Yah klo mau dicari-cari siapa yang salah, menurut saya ya dua-duanya bisa disalahin. Ya imam, ya muadzin bisa salah. Imamnya malam ini datang terlambat. Paling tidak kalo berhalangan/terlambat, beritahukanlah kepada takmir. Jadi keterlambatan sang imam bisa diantisipasi pihak takmir dengan menyediakan imam cadangan. Muadzinnya juga seperti tidak bisa melihat sikon. Seharusnya sebelum mengumandangkan iqamat, seorang muadzin melihat ke sekeliling jamaah, mengecek apakah yang bertugas mengimami pada malam itu sudah hadir atau belum. Saya agak heran juga.

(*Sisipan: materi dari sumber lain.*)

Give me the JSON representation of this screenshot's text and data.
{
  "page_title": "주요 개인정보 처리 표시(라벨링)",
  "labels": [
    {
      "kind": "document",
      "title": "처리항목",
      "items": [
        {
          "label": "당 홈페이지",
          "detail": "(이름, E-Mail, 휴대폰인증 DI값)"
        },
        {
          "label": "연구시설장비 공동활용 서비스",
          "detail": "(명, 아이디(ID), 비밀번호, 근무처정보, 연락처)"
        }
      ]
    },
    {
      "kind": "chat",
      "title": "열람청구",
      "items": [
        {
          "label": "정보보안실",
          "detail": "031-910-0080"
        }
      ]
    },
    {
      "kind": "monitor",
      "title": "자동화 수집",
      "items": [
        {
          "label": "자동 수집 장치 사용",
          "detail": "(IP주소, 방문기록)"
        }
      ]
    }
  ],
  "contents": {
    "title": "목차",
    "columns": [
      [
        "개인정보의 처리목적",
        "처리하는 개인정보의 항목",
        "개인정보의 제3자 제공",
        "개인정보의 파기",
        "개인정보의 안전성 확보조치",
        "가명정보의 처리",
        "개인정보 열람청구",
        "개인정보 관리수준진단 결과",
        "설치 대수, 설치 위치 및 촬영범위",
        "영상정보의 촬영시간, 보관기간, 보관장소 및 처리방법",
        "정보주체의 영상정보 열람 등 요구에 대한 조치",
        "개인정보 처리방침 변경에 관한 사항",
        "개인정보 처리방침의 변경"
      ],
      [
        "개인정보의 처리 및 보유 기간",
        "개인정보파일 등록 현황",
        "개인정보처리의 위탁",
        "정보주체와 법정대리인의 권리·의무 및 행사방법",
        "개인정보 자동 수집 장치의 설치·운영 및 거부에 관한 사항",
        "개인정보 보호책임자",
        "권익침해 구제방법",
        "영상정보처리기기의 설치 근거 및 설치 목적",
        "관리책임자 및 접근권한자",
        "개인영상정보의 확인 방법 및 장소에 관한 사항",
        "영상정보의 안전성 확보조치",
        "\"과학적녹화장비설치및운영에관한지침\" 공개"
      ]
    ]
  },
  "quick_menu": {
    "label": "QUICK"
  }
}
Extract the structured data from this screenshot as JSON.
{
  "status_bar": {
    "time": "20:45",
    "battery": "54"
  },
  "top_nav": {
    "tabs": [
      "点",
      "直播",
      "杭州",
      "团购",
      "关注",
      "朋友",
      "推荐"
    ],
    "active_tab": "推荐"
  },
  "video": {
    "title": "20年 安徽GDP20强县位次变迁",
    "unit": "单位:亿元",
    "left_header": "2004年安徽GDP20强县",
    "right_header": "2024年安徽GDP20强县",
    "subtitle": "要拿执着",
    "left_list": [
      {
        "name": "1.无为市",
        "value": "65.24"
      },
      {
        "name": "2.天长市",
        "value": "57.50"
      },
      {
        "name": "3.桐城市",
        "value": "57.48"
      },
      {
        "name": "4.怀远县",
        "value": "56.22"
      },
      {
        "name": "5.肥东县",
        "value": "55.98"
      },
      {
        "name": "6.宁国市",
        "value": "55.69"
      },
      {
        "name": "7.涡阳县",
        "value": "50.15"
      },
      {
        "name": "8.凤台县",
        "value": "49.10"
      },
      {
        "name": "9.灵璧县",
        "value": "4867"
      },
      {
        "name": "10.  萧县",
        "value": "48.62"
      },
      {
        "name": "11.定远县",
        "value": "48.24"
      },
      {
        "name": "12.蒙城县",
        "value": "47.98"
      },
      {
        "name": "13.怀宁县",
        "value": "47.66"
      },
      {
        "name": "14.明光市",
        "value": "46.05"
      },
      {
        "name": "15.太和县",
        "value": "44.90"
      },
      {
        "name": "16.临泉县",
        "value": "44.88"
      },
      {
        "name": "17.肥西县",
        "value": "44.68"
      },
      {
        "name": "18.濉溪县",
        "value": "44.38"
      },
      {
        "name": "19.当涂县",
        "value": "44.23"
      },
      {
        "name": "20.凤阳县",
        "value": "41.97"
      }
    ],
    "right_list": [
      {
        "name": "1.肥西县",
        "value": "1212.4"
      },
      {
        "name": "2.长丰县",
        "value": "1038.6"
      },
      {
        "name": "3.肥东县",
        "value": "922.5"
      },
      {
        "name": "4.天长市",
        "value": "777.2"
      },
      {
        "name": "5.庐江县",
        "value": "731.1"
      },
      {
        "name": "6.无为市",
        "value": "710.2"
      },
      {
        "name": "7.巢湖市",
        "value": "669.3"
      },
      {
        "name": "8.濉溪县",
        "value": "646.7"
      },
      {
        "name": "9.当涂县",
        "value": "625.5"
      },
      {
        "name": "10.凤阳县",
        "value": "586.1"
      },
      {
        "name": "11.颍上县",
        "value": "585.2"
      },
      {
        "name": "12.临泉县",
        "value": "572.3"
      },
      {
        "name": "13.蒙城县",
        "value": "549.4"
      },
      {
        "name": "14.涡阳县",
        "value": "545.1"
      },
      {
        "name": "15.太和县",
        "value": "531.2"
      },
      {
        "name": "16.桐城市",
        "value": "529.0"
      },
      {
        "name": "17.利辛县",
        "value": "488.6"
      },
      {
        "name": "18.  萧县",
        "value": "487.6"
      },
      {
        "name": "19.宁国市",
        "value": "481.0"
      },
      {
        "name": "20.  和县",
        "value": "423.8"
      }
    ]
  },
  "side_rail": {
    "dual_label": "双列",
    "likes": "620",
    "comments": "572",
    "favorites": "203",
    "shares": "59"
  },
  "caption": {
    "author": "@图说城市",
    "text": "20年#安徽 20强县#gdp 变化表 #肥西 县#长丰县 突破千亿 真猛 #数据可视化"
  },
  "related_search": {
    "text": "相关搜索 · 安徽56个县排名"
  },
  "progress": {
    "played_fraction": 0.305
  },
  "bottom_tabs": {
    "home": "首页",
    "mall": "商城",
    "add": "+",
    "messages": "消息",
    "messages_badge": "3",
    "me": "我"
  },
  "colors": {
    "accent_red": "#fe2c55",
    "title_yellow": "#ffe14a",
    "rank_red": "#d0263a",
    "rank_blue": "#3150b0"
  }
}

Selama pengalaman saya di malang sini, kebanyakan masjid selalu menunggu imam sebelum pelaksanaan shalat. Kalo sang imam belum datang, muadzin akan terus menerus memakmurkan masjidnya melalui pengeras suara, bahkan ketika masjid lain sudah memulai shalat yang sama. Itulah mengapa insiden kecil di masjid ijo malam ini sungguh menggelitik saya.

Semoga saja di malam-malam berikutnya tidak ada lagi imam yang terlambat atau muadzin yang terlalu cepat.

Wallahu 'alam.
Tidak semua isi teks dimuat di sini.